Smith v. Town of Hot Springs

240 P.2d 249 | Mont. | 1952

MR. JUSTICE ANGSTMAN:

Plaintiff, a taxpayer in the town of Hot Springs, brought this action to enjoin defendants from erecting a sewage disposal plant upon property alleged to have been dedicated, platted, laid out and designated as a public park.

The court found in favor of defendants and plaintiff has appealed from the judgment.

*459The record discloses that in 1948 the town council took the proper steps to hold an election in the town of Hot Springs for the purpose of authorizing a bond issue in the sum of $170,000 to establish a sewer system and a sewage disposal plant. The election carried. At the time of the election it was talked of having the disposal plant about one-half mile east of the town and a survey to that end had been made, but no official action had been taken fixing the site of the proposed plant. In May 1950 the council fixed the location of the disposal plant on a tract-of land which had been dedicated to the use of the public as a park within the limits of the town. The park consisted of a tract of land 215 by 605 feet and the proposed plant would take an area of 30 by 70 feet.

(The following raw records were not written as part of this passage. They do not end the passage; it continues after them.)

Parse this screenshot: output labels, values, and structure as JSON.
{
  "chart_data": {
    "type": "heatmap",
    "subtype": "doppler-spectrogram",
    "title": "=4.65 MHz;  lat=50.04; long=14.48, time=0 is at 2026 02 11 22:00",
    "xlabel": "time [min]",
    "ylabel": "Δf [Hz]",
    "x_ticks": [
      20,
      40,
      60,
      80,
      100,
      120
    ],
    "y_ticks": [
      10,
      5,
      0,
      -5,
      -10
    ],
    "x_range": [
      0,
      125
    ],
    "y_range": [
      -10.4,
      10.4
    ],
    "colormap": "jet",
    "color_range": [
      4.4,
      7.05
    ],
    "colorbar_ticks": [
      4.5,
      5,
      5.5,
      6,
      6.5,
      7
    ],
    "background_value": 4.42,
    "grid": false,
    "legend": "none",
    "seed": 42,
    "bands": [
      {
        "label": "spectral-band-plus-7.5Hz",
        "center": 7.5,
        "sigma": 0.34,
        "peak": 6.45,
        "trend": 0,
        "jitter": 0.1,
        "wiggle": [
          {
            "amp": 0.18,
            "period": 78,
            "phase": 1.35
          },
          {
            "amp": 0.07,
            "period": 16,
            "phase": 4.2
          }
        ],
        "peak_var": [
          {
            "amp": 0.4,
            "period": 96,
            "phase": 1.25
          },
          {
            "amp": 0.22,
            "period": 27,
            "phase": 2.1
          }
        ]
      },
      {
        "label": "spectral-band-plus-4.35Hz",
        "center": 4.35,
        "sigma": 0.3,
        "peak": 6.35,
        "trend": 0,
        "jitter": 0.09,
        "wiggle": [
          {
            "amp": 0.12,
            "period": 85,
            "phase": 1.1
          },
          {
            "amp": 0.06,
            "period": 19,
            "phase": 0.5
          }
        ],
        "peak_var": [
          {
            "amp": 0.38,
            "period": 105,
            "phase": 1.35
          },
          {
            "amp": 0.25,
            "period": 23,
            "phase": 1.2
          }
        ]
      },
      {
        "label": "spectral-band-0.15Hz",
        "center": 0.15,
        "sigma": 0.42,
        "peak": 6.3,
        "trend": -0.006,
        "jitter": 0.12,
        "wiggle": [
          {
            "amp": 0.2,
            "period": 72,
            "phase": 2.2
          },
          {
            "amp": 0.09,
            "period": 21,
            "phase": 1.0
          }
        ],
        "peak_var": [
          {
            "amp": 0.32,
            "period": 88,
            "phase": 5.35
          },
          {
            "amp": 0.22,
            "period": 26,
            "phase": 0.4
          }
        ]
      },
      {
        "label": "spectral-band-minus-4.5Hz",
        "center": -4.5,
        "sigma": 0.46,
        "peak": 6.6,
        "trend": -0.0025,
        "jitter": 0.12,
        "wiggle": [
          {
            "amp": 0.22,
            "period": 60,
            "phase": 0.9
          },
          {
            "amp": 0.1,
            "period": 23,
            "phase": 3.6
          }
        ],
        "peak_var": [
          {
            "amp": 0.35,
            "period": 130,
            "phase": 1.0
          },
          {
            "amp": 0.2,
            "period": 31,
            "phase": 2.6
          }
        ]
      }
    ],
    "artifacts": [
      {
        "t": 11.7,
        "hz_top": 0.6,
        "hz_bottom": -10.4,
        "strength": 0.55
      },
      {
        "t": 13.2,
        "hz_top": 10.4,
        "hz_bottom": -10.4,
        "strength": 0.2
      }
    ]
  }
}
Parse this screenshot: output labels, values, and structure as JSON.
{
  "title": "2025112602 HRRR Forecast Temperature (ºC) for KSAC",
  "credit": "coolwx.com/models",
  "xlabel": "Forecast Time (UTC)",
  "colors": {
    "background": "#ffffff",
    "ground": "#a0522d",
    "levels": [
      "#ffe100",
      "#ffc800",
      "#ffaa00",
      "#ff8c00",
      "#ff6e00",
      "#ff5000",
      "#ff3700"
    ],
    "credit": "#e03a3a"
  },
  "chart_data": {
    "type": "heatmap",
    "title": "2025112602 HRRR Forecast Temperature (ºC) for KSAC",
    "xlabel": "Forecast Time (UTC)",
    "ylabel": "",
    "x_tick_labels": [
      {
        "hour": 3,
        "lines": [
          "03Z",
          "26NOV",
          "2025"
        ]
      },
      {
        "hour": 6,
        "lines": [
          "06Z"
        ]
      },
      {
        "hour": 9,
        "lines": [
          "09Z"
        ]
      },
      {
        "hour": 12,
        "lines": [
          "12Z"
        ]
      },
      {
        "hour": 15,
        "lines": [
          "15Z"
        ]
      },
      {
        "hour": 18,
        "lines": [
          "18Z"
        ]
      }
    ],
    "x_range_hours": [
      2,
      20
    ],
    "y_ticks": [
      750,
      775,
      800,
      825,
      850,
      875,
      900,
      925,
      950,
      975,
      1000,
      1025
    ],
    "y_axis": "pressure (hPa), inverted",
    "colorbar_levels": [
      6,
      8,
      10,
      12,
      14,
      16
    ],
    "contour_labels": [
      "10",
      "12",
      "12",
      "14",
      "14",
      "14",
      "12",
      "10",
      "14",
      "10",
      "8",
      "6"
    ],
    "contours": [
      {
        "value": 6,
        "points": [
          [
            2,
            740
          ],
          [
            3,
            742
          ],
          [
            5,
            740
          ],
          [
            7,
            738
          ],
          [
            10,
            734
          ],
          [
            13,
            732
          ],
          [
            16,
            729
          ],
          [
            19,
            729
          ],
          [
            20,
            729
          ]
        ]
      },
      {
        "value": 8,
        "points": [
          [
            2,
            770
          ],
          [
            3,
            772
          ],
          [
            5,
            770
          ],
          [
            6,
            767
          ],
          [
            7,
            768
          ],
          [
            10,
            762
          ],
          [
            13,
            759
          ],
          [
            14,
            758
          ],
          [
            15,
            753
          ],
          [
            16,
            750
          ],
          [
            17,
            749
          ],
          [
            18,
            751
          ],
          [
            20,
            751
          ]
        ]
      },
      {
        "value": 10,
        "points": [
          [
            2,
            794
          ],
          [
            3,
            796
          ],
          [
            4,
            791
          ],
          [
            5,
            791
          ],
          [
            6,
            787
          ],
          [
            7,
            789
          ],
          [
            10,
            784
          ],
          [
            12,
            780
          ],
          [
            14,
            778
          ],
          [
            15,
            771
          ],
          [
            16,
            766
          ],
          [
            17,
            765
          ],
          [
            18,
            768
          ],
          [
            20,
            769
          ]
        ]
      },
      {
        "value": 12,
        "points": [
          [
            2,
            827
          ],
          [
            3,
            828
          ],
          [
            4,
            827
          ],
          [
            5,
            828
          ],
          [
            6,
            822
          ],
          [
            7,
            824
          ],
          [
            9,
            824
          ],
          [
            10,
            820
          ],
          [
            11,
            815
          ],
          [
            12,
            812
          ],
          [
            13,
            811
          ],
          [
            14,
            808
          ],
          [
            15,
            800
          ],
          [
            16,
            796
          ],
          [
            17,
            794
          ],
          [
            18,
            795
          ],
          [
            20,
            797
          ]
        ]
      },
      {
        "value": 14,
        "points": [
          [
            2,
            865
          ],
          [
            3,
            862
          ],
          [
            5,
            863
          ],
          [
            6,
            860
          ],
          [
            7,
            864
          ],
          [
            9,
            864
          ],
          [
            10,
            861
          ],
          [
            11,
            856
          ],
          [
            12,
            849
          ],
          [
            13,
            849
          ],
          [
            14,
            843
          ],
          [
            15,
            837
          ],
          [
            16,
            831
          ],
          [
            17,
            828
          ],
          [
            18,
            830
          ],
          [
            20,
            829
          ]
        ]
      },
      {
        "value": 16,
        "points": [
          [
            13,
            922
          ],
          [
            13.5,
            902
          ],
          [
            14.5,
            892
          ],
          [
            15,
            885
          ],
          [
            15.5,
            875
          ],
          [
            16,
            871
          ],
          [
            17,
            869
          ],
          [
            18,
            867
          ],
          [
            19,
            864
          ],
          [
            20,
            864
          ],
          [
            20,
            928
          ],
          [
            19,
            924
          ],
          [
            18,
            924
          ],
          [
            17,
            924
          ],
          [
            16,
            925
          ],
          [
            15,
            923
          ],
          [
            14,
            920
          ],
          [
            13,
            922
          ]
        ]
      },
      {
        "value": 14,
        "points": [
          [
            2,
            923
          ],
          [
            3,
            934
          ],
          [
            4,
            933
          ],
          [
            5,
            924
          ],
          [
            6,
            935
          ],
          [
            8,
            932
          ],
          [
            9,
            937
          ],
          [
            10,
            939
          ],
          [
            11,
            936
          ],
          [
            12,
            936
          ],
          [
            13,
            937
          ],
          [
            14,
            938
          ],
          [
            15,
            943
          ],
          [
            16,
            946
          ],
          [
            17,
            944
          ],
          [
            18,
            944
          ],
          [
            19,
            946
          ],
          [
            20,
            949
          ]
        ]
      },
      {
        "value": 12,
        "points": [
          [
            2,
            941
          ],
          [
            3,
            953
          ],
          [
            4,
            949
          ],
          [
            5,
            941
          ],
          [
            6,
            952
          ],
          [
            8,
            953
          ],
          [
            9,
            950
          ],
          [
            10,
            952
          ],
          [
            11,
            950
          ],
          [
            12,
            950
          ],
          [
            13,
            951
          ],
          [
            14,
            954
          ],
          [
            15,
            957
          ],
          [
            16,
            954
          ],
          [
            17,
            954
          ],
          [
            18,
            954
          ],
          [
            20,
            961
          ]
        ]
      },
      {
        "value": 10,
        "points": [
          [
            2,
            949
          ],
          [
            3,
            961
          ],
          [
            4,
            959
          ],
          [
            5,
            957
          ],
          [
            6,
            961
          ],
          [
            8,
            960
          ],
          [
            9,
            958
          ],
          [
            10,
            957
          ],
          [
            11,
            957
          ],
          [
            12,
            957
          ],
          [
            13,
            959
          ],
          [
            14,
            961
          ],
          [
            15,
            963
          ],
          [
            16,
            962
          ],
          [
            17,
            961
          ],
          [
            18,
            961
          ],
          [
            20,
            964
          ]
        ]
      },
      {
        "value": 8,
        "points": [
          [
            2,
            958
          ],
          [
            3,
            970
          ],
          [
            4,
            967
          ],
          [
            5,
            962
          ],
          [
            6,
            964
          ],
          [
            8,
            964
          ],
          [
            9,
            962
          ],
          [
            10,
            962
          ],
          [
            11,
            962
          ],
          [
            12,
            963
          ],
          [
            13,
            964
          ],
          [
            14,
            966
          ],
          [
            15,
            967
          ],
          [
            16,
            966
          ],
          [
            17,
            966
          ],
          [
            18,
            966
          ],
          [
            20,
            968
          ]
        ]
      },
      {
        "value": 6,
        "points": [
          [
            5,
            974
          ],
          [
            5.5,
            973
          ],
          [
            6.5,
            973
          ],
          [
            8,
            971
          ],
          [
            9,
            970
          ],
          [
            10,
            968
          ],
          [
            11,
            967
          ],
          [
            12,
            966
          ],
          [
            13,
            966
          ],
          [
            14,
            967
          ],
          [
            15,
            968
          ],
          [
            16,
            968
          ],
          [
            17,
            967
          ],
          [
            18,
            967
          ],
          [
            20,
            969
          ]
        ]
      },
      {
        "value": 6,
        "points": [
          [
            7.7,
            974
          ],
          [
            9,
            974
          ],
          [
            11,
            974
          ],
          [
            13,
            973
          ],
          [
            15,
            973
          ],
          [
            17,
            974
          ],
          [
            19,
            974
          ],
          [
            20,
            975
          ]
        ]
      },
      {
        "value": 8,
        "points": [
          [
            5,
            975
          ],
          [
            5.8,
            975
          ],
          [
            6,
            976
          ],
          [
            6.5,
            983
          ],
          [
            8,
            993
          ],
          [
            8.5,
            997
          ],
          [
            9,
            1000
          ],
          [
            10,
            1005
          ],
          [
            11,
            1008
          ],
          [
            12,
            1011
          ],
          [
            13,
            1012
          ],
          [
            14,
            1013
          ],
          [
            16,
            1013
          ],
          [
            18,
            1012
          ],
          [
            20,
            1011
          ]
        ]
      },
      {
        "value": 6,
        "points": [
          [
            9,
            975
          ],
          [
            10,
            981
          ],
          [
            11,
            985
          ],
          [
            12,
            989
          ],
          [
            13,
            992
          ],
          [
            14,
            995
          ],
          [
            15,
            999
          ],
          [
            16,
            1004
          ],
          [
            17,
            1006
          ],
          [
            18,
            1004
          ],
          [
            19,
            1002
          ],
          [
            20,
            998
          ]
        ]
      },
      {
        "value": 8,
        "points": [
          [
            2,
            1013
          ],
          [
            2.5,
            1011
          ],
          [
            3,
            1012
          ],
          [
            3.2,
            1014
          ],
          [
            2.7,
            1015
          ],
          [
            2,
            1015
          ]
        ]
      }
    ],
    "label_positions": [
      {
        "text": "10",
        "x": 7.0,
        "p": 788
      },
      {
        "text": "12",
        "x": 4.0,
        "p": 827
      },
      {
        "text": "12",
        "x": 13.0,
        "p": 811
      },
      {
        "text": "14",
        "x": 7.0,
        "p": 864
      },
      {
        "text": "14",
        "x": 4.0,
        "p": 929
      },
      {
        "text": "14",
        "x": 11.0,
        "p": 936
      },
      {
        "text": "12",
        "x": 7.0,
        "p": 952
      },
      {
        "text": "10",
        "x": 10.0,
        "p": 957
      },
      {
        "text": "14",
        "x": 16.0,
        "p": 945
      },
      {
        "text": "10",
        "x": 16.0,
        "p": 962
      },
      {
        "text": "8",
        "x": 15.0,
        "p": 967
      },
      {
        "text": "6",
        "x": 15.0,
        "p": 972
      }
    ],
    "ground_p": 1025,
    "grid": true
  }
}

There was evidence that the proposed site would save the taxpayers about $55,000 as against the site one-half mile east of the town and in addition that the proposed site is more feasible. The park in question was dedicated by A. H. Maillette, Florence J. Maillette and Mike Kennelly under the requirements of R. C. M. 1947, sec. 11-602, subd. 9, by filing a plat as an addition to the town of Hot Springs. The plat designated lot 4 as a “public park.” The dedication refers to the plat and otherwise was in the form prescribed by R. C. M. 1947, sec. 11-606, except that it does not mention “parks” but only “streets,” “alleys,” and “public squares,” “as shown on said plat.”

If we treat the dedication as one applying to lot 4 as a public park the court’s conclusion was correct for under the express provisions of R. C. M. 1947, sec. 11-906, the city council has authority to vacate such parks. It provides: 1 ‘ The city or town council has power: To lay out, establish, open, alter, widen, extend, grade, pave, or otherwise improve streets, alleys, avenues, sidewalks, parks, and public grounds and vacate the same.”

The courts hold that lands dedicated as parks may be vacated with the sanction of the legislature. State ex rel. Townsend v. Board of Park Com’rs, 100 Minn. 150, 110 N. W. 1121, 9 L. R. A., N. S., 1045; Clark v. City of Providence, 16 R. I. 337, 15 A. 763, 1 L. R. A. 725; and see Lloyd v. City of Great Falls, *460107 Mont. 442, 86 Pac. (2d) 395. It should be noted that this dedication contained no reverter clause such as that involved in Hames v. City of Poison, 123 Mont. 469, 215 Pac. (2d) 950.

Rehearing denied February 14, 1952.

No formal action need be taken to vacate such a park. It may be accomplished .by unequivocal acts showing a clear intent to abandon the use as a park such as the erection of permanent structures thereon used for other purposes. Porter v. International Bridge Co., 200 N. Y. 234, 93 N. E. 716.

We hold that the particular tract of land on which the sewage disposal plant is to be erected has in legal effect been vacated as a part of the park in question.

There is no merit to the contention that section 11-906 merely authorizes the town to vacate the whole of the park and that there is no authority to' vacate a part thereof.

1 The greater contains the less. R. C. M. 1947, sec. 49-128. The judgment appealed from is affirmed.

MR. CHIEF JUSTICE ADAIR, and ASSOCIATE JUSTICES METCALF, BOTTOMLY and FREEBOURN concur.